A flurry of foals
People who visit zoos are usually keen to see the likes of the big cats, elephants, and the great apes. Considerably further down the popularity list are members of the horse, ass, and zebra or Equidae family. Perhaps it is the familiarity of horses and donkeys, which can obviously be seen regularly in our countryside and even on beaches, which leads people to head for the more exotic species. When people pass a paddock containing the equidae family, the animals may appear boring, just standing or sitting around. Yet, some of these species are amongst the most endangered creatures on the planet. They have complex herd interactions, and if viewed for longer periods than most people afford them, can exhibit fascinating behaviour. Their young are amongst the liveliest of babies and provide endless amusement and photographic opportunities for onlookers. I always find it interesting, that whereas a herd of wild horse, ass, or zebra will often get minimal response and time from the general public, if you throw in a young foal running around, everybody stops to watch the antics, the “cute” factor intervenes and smiles appear on many watching faces.
Most good zoos have their areas of expertise. For my own local zoo, Marwell in Hampshire, one of their areas of expertise is that they have become extremely good at rearing endangered members of the equidae family. Not only have they raised many young of the Przewalski wild horse, African wild ass, and all the species of zebra, but they are a leading authority on these species and keep studbooks on some of them for the European breeding programmes. Their efforts at conservation have resulted in foals being regularly bred and this has allowed me to spend countless happy hours at Marwell observing and photographing the latest additions to the various herds. This is the story of those bred in the year after the 2020 Spring lockdown.
On the 5th of August 2020, Marwell had a Somali Wild Ass birth. This species is the wild ancestor of the domestic donkey and has been registered as critically endangered since 1996. In the wild, it lives in Eritrea, Ethiopia, and Somalia where there are thought to be less than 600 in existence. It feeds on low-quality grazing like semi-arid grassland and can survive for three days without water. It is threatened by hunting for food, and competition with livestock for food and water. Fortunately, it breeds reasonably well in zoos. There are three breeding herds, including Marwells, in the U.K. and various conservation plans in its countries of origin to try and prevent it from becoming extinct. It took me several sessions, propped up against the paddock fence, waiting to get action shots, before the youngster decided to do what ass foals do best, namely hurtling around the paddock with nostrils flared, flanks heaving, and bucking furiously to delight the watching audience.

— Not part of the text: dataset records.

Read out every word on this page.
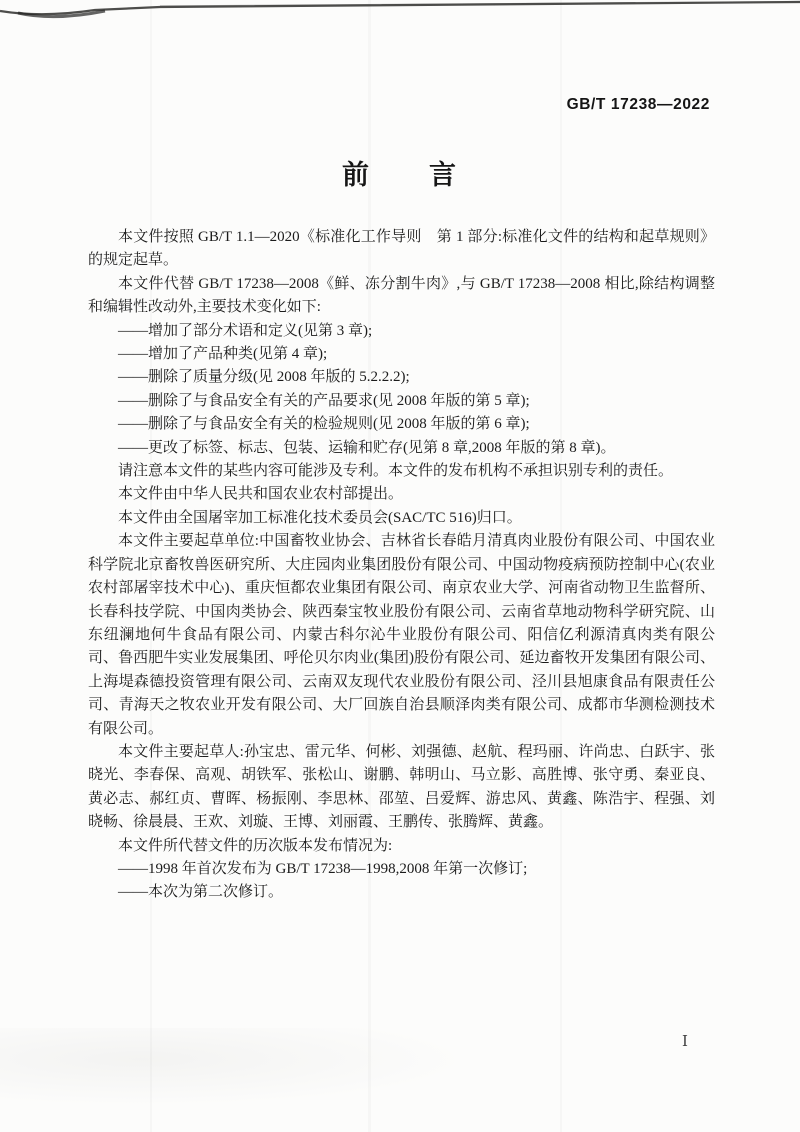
GB/T 17238—2022
前　　言

本文件按照 GB/T 1.1—2020《标准化工作导则　第 1 部分:标准化文件的结构和起草规则》的规定起草。

本文件代替 GB/T 17238—2008《鲜、冻分割牛肉》,与 GB/T 17238—2008 相比,除结构调整和编辑性改动外,主要技术变化如下:

——增加了部分术语和定义(见第 3 章);

——增加了产品种类(见第 4 章);

——删除了质量分级(见 2008 年版的 5.2.2.2);

——删除了与食品安全有关的产品要求(见 2008 年版的第 5 章);

——删除了与食品安全有关的检验规则(见 2008 年版的第 6 章);

——更改了标签、标志、包装、运输和贮存(见第 8 章,2008 年版的第 8 章)。

请注意本文件的某些内容可能涉及专利。本文件的发布机构不承担识别专利的责任。

本文件由中华人民共和国农业农村部提出。

本文件由全国屠宰加工标准化技术委员会(SAC/TC 516)归口。

本文件主要起草单位:中国畜牧业协会、吉林省长春皓月清真肉业股份有限公司、中国农业科学院北京畜牧兽医研究所、大庄园肉业集团股份有限公司、中国动物疫病预防控制中心(农业农村部屠宰技术中心)、重庆恒都农业集团有限公司、南京农业大学、河南省动物卫生监督所、长春科技学院、中国肉类协会、陕西秦宝牧业股份有限公司、云南省草地动物科学研究院、山东纽澜地何牛食品有限公司、内蒙古科尔沁牛业股份有限公司、阳信亿利源清真肉类有限公司、鲁西肥牛实业发展集团、呼伦贝尔肉业(集团)股份有限公司、延边畜牧开发集团有限公司、上海堤森德投资管理有限公司、云南双友现代农业股份有限公司、泾川县旭康食品有限责任公司、青海天之牧农业开发有限公司、大厂回族自治县顺泽肉类有限公司、成都市华测检测技术有限公司。

本文件主要起草人:孙宝忠、雷元华、何彬、刘强德、赵航、程玛丽、许尚忠、白跃宇、张晓光、李春保、高观、胡铁军、张松山、谢鹏、韩明山、马立影、高胜博、张守勇、秦亚良、黄必志、郝红贞、曹晖、杨振刚、李思林、邵堃、吕爱辉、游忠风、黄鑫、陈浩宇、程强、刘晓畅、徐晨晨、王欢、刘璇、王博、刘丽霞、王鹏传、张腾辉、黄鑫。

本文件所代替文件的历次版本发布情况为:

——1998 年首次发布为 GB/T 17238—1998,2008 年第一次修订;

——本次为第二次修订。

Ⅰ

Approximately a week later, two Mountain zebra foals were born within a couple of days of each other. This zebra species is found in coastal Namibia and Southern Angola. It is classed as vulnerable, being hunted for its skin and often suffering due to lack of accessible water. It is the smallest species of zebra and is easily recognized by a square flap of skin or dewlap on its throat. In Europe, there are 110 in captivity with Marwell managing the studbook and the European Ex situ programme for the species. Both foals have turned out to be real characters, offering plenty of photo opportunities, much to the delight of visitors and probably to the despair of both mares.

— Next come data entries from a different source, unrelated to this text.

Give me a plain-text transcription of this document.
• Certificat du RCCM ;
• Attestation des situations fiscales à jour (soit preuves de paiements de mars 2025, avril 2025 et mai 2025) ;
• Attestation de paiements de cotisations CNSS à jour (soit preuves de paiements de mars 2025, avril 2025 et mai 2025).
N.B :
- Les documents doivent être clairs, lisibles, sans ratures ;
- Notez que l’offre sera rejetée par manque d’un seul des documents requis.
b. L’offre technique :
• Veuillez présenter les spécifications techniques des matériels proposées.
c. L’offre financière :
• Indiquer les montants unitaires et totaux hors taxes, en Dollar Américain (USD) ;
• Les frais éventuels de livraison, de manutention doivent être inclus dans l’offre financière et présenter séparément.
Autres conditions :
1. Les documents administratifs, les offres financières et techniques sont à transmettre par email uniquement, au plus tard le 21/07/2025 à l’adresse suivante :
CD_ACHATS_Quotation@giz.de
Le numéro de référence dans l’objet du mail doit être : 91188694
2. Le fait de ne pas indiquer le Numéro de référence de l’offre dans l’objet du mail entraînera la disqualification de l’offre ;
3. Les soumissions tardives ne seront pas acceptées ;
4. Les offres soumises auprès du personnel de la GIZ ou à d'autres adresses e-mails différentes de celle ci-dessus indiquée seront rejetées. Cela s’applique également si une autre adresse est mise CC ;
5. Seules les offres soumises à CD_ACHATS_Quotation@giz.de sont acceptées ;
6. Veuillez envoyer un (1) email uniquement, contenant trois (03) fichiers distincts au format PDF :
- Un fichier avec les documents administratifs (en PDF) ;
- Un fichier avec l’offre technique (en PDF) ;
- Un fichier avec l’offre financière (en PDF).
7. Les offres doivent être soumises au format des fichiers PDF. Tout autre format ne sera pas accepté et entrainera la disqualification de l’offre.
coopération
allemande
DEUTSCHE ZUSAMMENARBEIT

Fast forward to May 2021 and the end of yet another lockdown. The news from Marwell was good. Another Mountain zebra foal was born. I had an interesting session trying to photograph it in pouring rain, with a long lens in place and a brolly, held precariously in the crook of my arm, partially protecting me and my kit from the elements. The rain was incessant and I felt really sorry for both the soaked foal and myself.

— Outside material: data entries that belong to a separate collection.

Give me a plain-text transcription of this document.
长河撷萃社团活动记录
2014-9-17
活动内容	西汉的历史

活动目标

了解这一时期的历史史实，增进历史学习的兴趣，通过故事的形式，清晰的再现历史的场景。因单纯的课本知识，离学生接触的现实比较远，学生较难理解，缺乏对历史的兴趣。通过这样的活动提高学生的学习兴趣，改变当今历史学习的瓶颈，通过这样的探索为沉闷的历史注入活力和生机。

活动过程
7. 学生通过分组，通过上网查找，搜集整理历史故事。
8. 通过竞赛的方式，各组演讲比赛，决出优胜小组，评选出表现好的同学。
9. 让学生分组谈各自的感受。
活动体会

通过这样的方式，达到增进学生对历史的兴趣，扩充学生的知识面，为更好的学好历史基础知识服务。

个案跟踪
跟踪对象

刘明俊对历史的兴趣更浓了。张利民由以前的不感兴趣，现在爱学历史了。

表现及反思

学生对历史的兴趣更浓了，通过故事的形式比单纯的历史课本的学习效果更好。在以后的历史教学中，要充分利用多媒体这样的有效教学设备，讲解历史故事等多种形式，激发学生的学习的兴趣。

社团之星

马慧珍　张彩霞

Two weeks later I was back, the weather hot and sunny. This time I hoped to photograph the eight-day-old Przewalski foal, the latest addition to the Marwell herd. This species used to be found on the Russian Steppes, Mongolia, and China. It was hunted and hybridized with domestic stock leading to ever reducing numbers. Some horses were captured for zoos where they rarely reproduced. From 1969 until 2008 they were considered extinct in the wild and at one stage were reduced to twelve breeding animals in captivity. Classified as “Critically endangered,” a small group of zoos, including Marwell, created a plan to successfully breed this species and even return them to protected areas in Mongolia and Hungary. From researching online I believe there are now over 400 in the wild and roughly 1900 in total. San Diego even cloned one called Kurt to try and increase the restricted gene pool.
I mused on these facts as I waited for the latest Przewalski foal to wake up, as he sprawled out, fast asleep in the middle of his paddock. Thanks to a demented wood pigeon that decided to literally land on top of him, the foal woke up with a start. It struggled to its feet, peered blearily at me and the wood pigeon before wobbling off after its grazing mum. As I watched it, I wondered which would be the next of the five species of equidae kept at Marwell to breed. Whichever one it is, I’m sure it will make for fascinating viewing and enjoyable photography.